Opinión
Sergio Martínez Chavarría
Miedos

Organización Editorial Mexicana
24 de abril de 2006

Las circunstancias que se han generado en torno a los debates presidenciales hacen vigente la necesidad de que sean legislados ya que no pueden convertirse en dádivas ni trajes a la medida porque, en esencia, son obligación de quienes pretenden aspirar al máximo mandato popular, el ser presidente de la nación.

Existe una enorme preocupación al interior de la Alianza por México por la realidad virtual que pretenden instaurar las fuerzas políticas al desconocer los acuerdos que ya habían suscrito como reglas para el debate.

En el convenio firmado el pasado 10 de abril, se había acordado una tregua de spots y entrevistas ante los medios dos horas antes del debate y hasta las 6 de la mañana del día siguiente, misma que el PRD no quiso firmar; sin embargo, el día de ayer, en la reunión número 20 de la mesa de trabajo para los debates, el resto las fuerzas políticas se desdijo de lo acordado.

Seguramente desconfían de las capacidades de sus candidatos, y por eso, por un lado, Andrés Manuel López Obrador no irá al debate, y, por el otro, Felipe Calderón requiere de entrevistas y de encuestas de salida para prevenirse de un mal desempeño ante sus contrincantes.

Son también objeto de preocupación para la Alianza tres situaciones adicionales: Lo frágil que es la legalidad para el PAN, rasgo que era más común del perredismo; que el PRD por su parte quiera hacer del debate al que decidió no asistir un traje a su medida, y finalmente el hecho de que el ambiente esté polarizado por el pleito de spots entre el PAN y la Coalición Por el Bien de Todos, expresó Martínez-Chavarría.

El PAN, por su parte, se esconde tras las faldas de su partido para atacar a López Obrador, y la coalición perredista lo hace detrás de las faldas de una prestigiosa intelectual para contraatacar.

Y más que la falta de confianza es el miedo el que embarga a los candidatos del PAN y el PRD, que seguramente no tienen propuestas, argumentos ni habilidades para demostrar porqué quieren dirigir al país.

Como ciudadanos, deberíamos cuestionarnos el que dos de los aspirantes a la Presidencia no tengan respeto por la legalidad y no suscriban acuerdos mínimos que tienen como objeto fortalecer la democracia en el país. ¿Qué podemos esperar de ellos en caso de ganar?, seguramente que no cumplirán con sus promesas de campaña y que vulnerarán sin remordimientos el marco legal e institucional del país, cosa que, por cierto, López Obrador ha hecho en repetidas ocasiones al culpar a los poderes de la Unión y al IFE de complotear en su contra.
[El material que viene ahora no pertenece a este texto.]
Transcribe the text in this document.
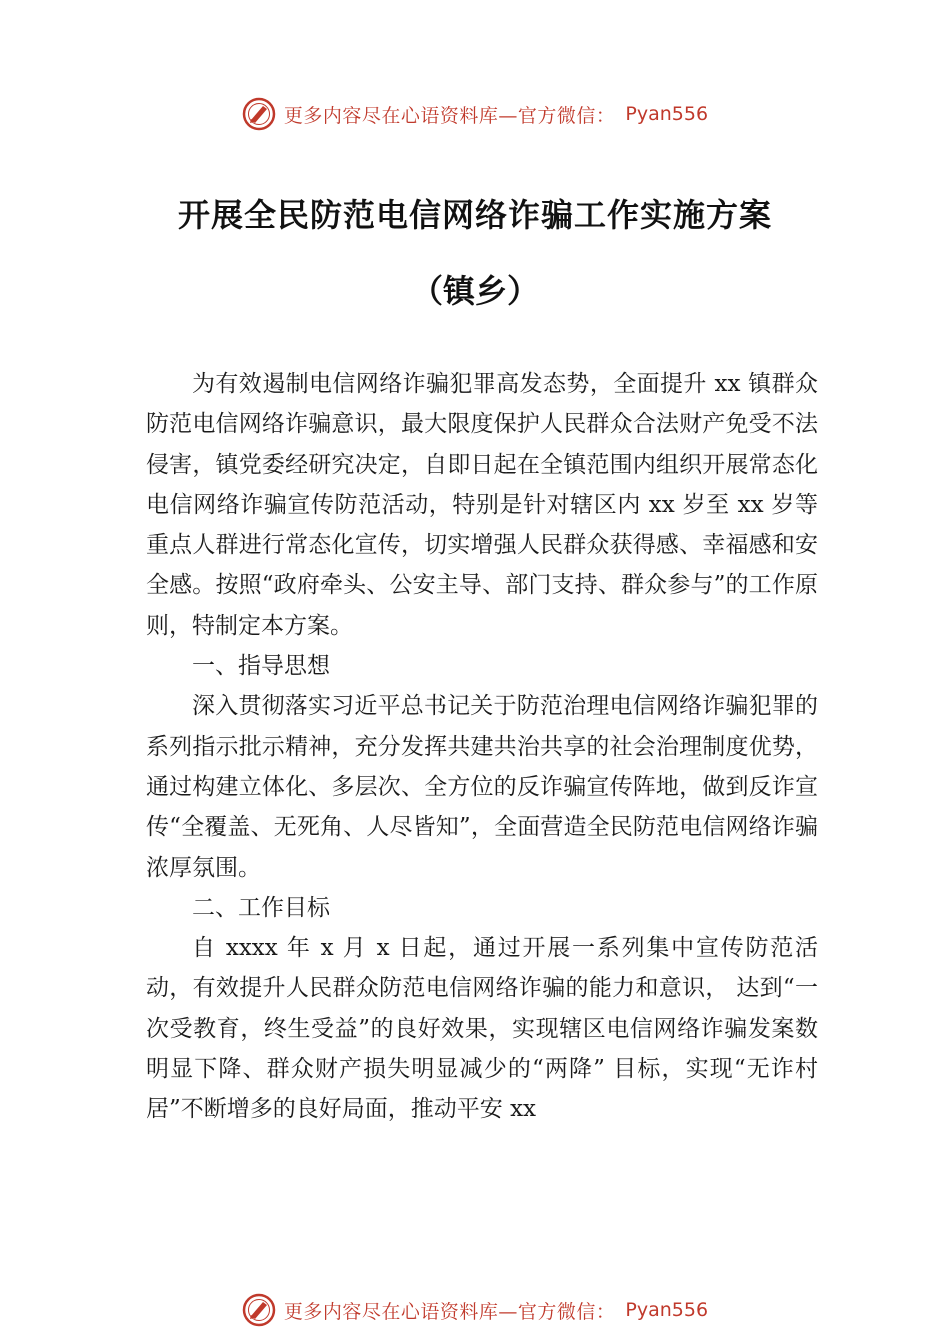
更多内容尽在心语资料库—官方微信： Pyan556
开展全民防范电信网络诈骗工作实施方案
（镇乡）

为有效遏制电信网络诈骗犯罪高发态势，全面提升 xx 镇群众防范电信网络诈骗意识，最大限度保护人民群众合法财产免受不法侵害，镇党委经研究决定，自即日起在全镇范围内组织开展常态化电信网络诈骗宣传防范活动，特别是针对辖区内 xx 岁至 xx 岁等重点人群进行常态化宣传，切实增强人民群众获得感、幸福感和安全感。按照“政府牵头、公安主导、部门支持、群众参与”的工作原则，特制定本方案。

一、指导思想

深入贯彻落实习近平总书记关于防范治理电信网络诈骗犯罪的系列指示批示精神，充分发挥共建共治共享的社会治理制度优势，通过构建立体化、多层次、全方位的反诈骗宣传阵地，做到反诈宣传“全覆盖、无死角、人尽皆知”，全面营造全民防范电信网络诈骗浓厚氛围。

二、工作目标

自 xxxx 年 x 月 x 日起，通过开展一系列集中宣传防范活动，有效提升人民群众防范电信网络诈骗的能力和意识， 达到“一次受教育，终生受益”的良好效果，实现辖区电信网络诈骗发案数明显下降、群众财产损失明显减少的“两降” 目标，实现“无诈村居”不断增多的良好局面，推动平安 xx

更多内容尽在心语资料库—官方微信： Pyan556
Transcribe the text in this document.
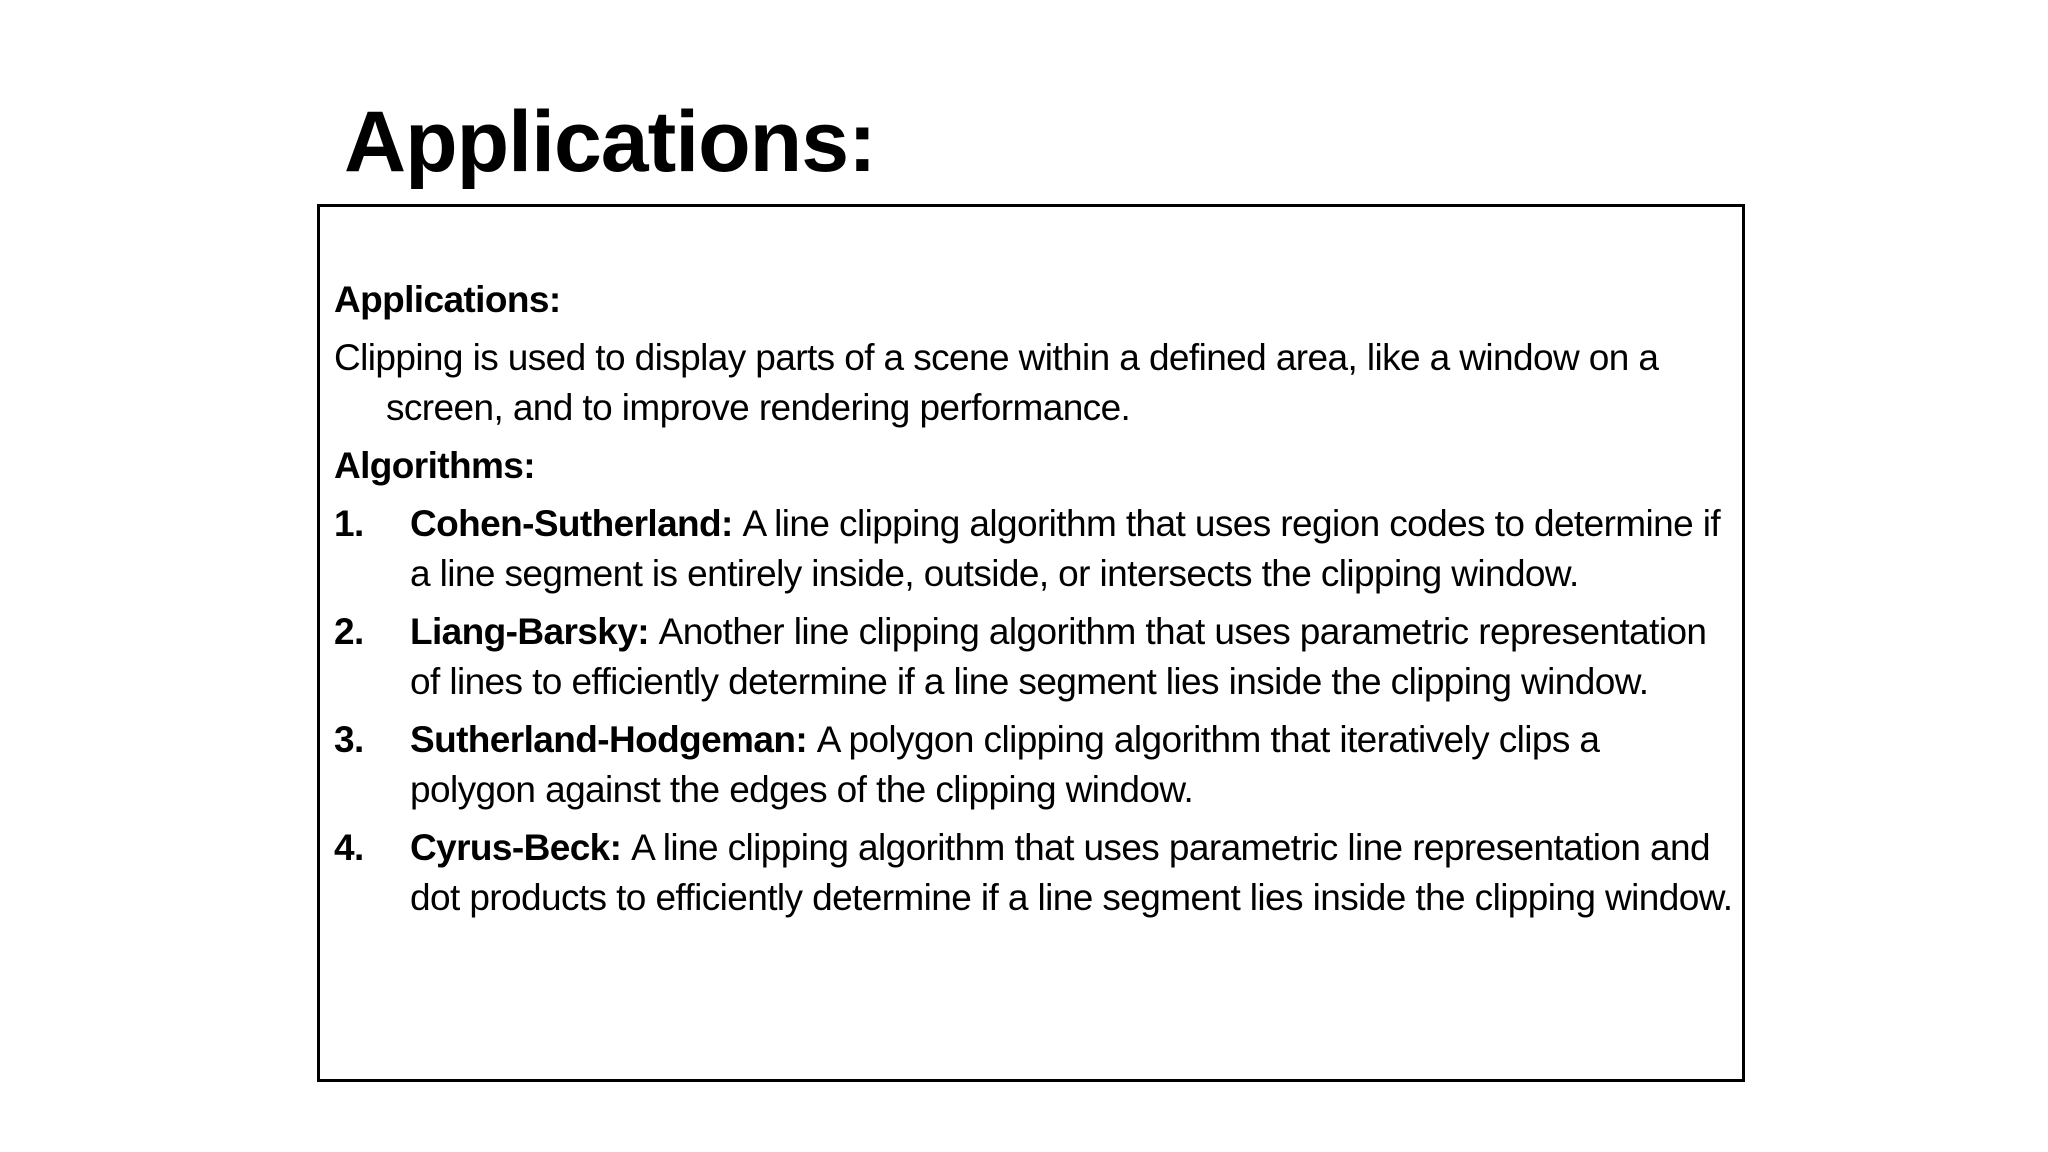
Applications:

Applications:

Clipping is used to display parts of a scene within a defined area, like a window on a screen, and to improve rendering performance.

Algorithms:

1. Cohen-Sutherland: A line clipping algorithm that uses region codes to determine if a line segment is entirely inside, outside, or intersects the clipping window.
2. Liang-Barsky: Another line clipping algorithm that uses parametric representation of lines to efficiently determine if a line segment lies inside the clipping window.
3. Sutherland-Hodgeman: A polygon clipping algorithm that iteratively clips a polygon against the edges of the clipping window.
4. Cyrus-Beck: A line clipping algorithm that uses parametric line representation and dot products to efficiently determine if a line segment lies inside the clipping window.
Andrés Manuel siempre ha demostrado una tendencia para construir sus propias normas, para imponerlas, y su negativa a participar en el primer debate deja al descubierto su intolerancia y que no tiene la capacidad para convivir en armonía ni con el resto de las fuerzas políticas ni con la ciudadanía, al desdeñar el dar a conocer sus propuestas.

Felipe, por su parte, demuestra una enorme novatez al no sostener un acuerdo previo, sin embargo, esta conducta no debe sorprendernos después del episodio protagonizado por el Gobierno federal que encabeza su partido en San Mateo Atenco.

Lo más preocupante, sin duda, es que estamos ante el marco de una disputa entre una derecha intolerante y una izquierda radical que no ceden ante un derecho ciudadano de conocer propuestas de gobierno.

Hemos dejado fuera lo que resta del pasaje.